W swoim najnowszym raporcie o branży fitness Związek Przedsiębiorców i Pracodawców przekonuje, że powinna ona zostać natychmiast odmrożona, ponadto należy ją zwolnić ze składek ZUS i wprowadzić zachęty podatkowe przekonujące do korzystania z obiektów sportowych, podobne do tych na usługi internetowe.
Związek Przedsiębiorców i Pracodawców (ZPP) w wydanym ostatnio raporcie „Zdrowie za miliard dolarów – branża fitness w Polsce i jej znaczenie dla ducha, ciała i PKB” przypomina, że dopiero pod koniec ubiegłego wieku, w latach 80., nastąpiło umasowienie sportów siłowych i sprawnościowo-wydolnościowych (jak aerobik), czemu towarzyszyło wyłonienie się specjalistycznej branży usługowej: branży fitness. Jest ona na świecie warta obecnie łącznie ok. 100 mld dol. W Europie polska branża zajmuje siódme miejsce z przychodem w wysokości ok. 1 mld dol. rocznie.
Rzecz w tym, że jak podkreśla ZPP, ze względu na znacznie mniejszą penetrację rynku oraz niższy niż w krajach rozwiniętych ogólny poziom aktywności fizycznej Polaków branża fitness w naszym kraju dysponuje wciąż bardzo dużym potencjałem do dynamicznego rozwoju. Autorzy raportu szacują, że może względnie szybko nawet dwukrotnie zwiększyć obroty.
Co więcej, zwracają uwagę, iż zwiększona dzięki usługom fitness aktywność fizyczna wytwarza wartość dodaną w branżach pokrewnych (m.in. zwiększając sprzedaż odzieży sportowej czy upowszechniając catering dostarczający odpowiednio dietetycznych posiłków). Przy tym ogranicza występowanie drogich w leczeniu chorób przewlekłych, a wreszcie – zmniejsza koszty absencji pracowniczej.
Raport podkreśla negatywne skutki zamknięcia branży, zwłaszcza drugiego lockdownu, trwającego od października ubiegłego roku. Rośnie bowiem zagrożenie upadłościami. Do pierwszych już zresztą doszło.

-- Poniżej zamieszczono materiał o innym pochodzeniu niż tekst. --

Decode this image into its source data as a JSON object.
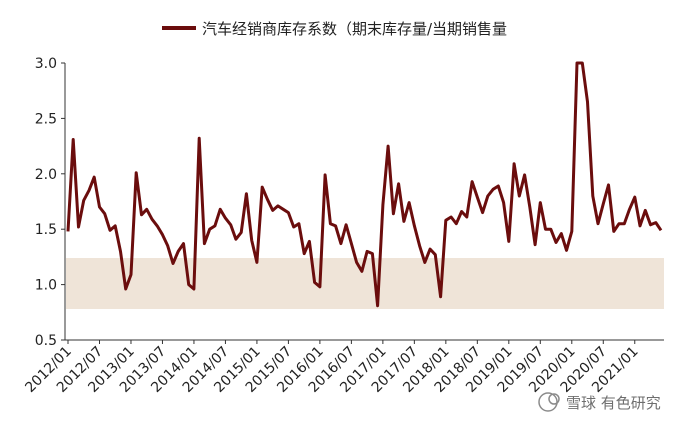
{
  "chart_data": {
    "type": "line",
    "title": "",
    "xlabel": "",
    "ylabel": "",
    "ylim": [
      0.5,
      3.0
    ],
    "yticks": [
      "0.5",
      "1.0",
      "1.5",
      "2.0",
      "2.5",
      "3.0"
    ],
    "xticks": [
      "2012/01",
      "2012/07",
      "2013/01",
      "2013/07",
      "2014/01",
      "2014/07",
      "2015/01",
      "2015/07",
      "2016/01",
      "2016/07",
      "2017/01",
      "2017/07",
      "2018/01",
      "2018/07",
      "2019/01",
      "2019/07",
      "2020/01",
      "2020/07",
      "2021/01"
    ],
    "legend": "top-center",
    "grid": false,
    "band": {
      "from": 0.78,
      "to": 1.24,
      "color": "#efe4d8"
    },
    "series": [
      {
        "name": "汽车经销商库存系数（期末库存量/当期销售量",
        "color": "#6b0d0d",
        "start": "2012/01",
        "frequency": "monthly",
        "values": [
          1.48,
          2.31,
          1.52,
          1.76,
          1.85,
          1.97,
          1.7,
          1.64,
          1.49,
          1.53,
          1.3,
          0.96,
          1.09,
          2.01,
          1.63,
          1.68,
          1.59,
          1.53,
          1.45,
          1.35,
          1.19,
          1.3,
          1.37,
          1.0,
          0.96,
          2.32,
          1.37,
          1.5,
          1.53,
          1.68,
          1.6,
          1.54,
          1.41,
          1.47,
          1.82,
          1.4,
          1.2,
          1.88,
          1.77,
          1.67,
          1.71,
          1.68,
          1.65,
          1.52,
          1.55,
          1.28,
          1.39,
          1.02,
          0.98,
          1.99,
          1.55,
          1.53,
          1.37,
          1.54,
          1.37,
          1.2,
          1.12,
          1.3,
          1.28,
          0.81,
          1.72,
          2.25,
          1.64,
          1.91,
          1.57,
          1.74,
          1.53,
          1.35,
          1.2,
          1.32,
          1.27,
          0.89,
          1.58,
          1.61,
          1.55,
          1.66,
          1.61,
          1.93,
          1.79,
          1.65,
          1.8,
          1.86,
          1.89,
          1.74,
          1.39,
          2.09,
          1.8,
          1.99,
          1.7,
          1.36,
          1.74,
          1.5,
          1.5,
          1.38,
          1.46,
          1.31,
          1.48,
          3.0,
          3.0,
          2.65,
          1.8,
          1.55,
          1.73,
          1.9,
          1.48,
          1.55,
          1.55,
          1.68,
          1.79,
          1.53,
          1.67,
          1.54,
          1.56,
          1.49
        ]
      }
    ]
  },
  "legend": {
    "label": "汽车经销商库存系数（期末库存量/当期销售量"
  },
  "watermark": {
    "text": "雪球 有色研究",
    "icon": "snowball-logo-icon"
  }
}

W listopadzie ubiegłego roku. wniosek o upadłość złożyła sieć Fitness World (19 klubów), wcześniej – Fitness 24/7. Co gorsza, zamrożenie branży wypycha trenerów do szarej strefy.
W tej sytuacji jako „rażącą niekonsekwencję” ze strony władz określa raport nieuwzględnianie przez nie „faktycznych kosztów gospodarczych i zdrowotnych zamknięcia obiektów sportowych, a zamiast tego koncentrowanie się na wątpliwych spekulacjach co do jej rzekomego wpływu na wzrost transmisji koronawirusa”.
Obecnie nad branżą wisi widmo bankructw oraz zwolnień, zwłaszcza że w porównaniu z innymi zamrożonymi branżami usługi fitness mają bardzo ograniczone zdolności adaptacyjne w trakcie pandemii. Na zilustrowanie tej tezy autorzy raportu dokonują porównania rynku fitness z branżą gastronomiczną. „O ile przed pandemią jedzenie w dowozie stanowiło ok. 19–20 proc. obrotów całej branży, o tyle treningi online – a więc odpowiednik zamówień na wynos – stanowiły mniej niż 1 proc. obrotów”.
Raport szacuje straty pandemiczne branży w ub.r. na ok. 3–4 mld zł, „co oznacza, że trzeba będzie je odrabiać co najmniej 5–7 lat”.
ZPP postuluje: krótkoterminowo branżę należy zwolnić ze składek ZUS, a działalność prosportową i prozdrowotną z podatku VAT. Długofalowo – wprowadzić zachęty podatkowe do korzystania z obiektów sportowych (np. ulgi na karnety sportowe dla każdego podatnika) i szeroko zakrojone programy promocji aktywności fizycznej: od kampanii społecznych, przez edukację i współpracę szkół z firmami sportowymi.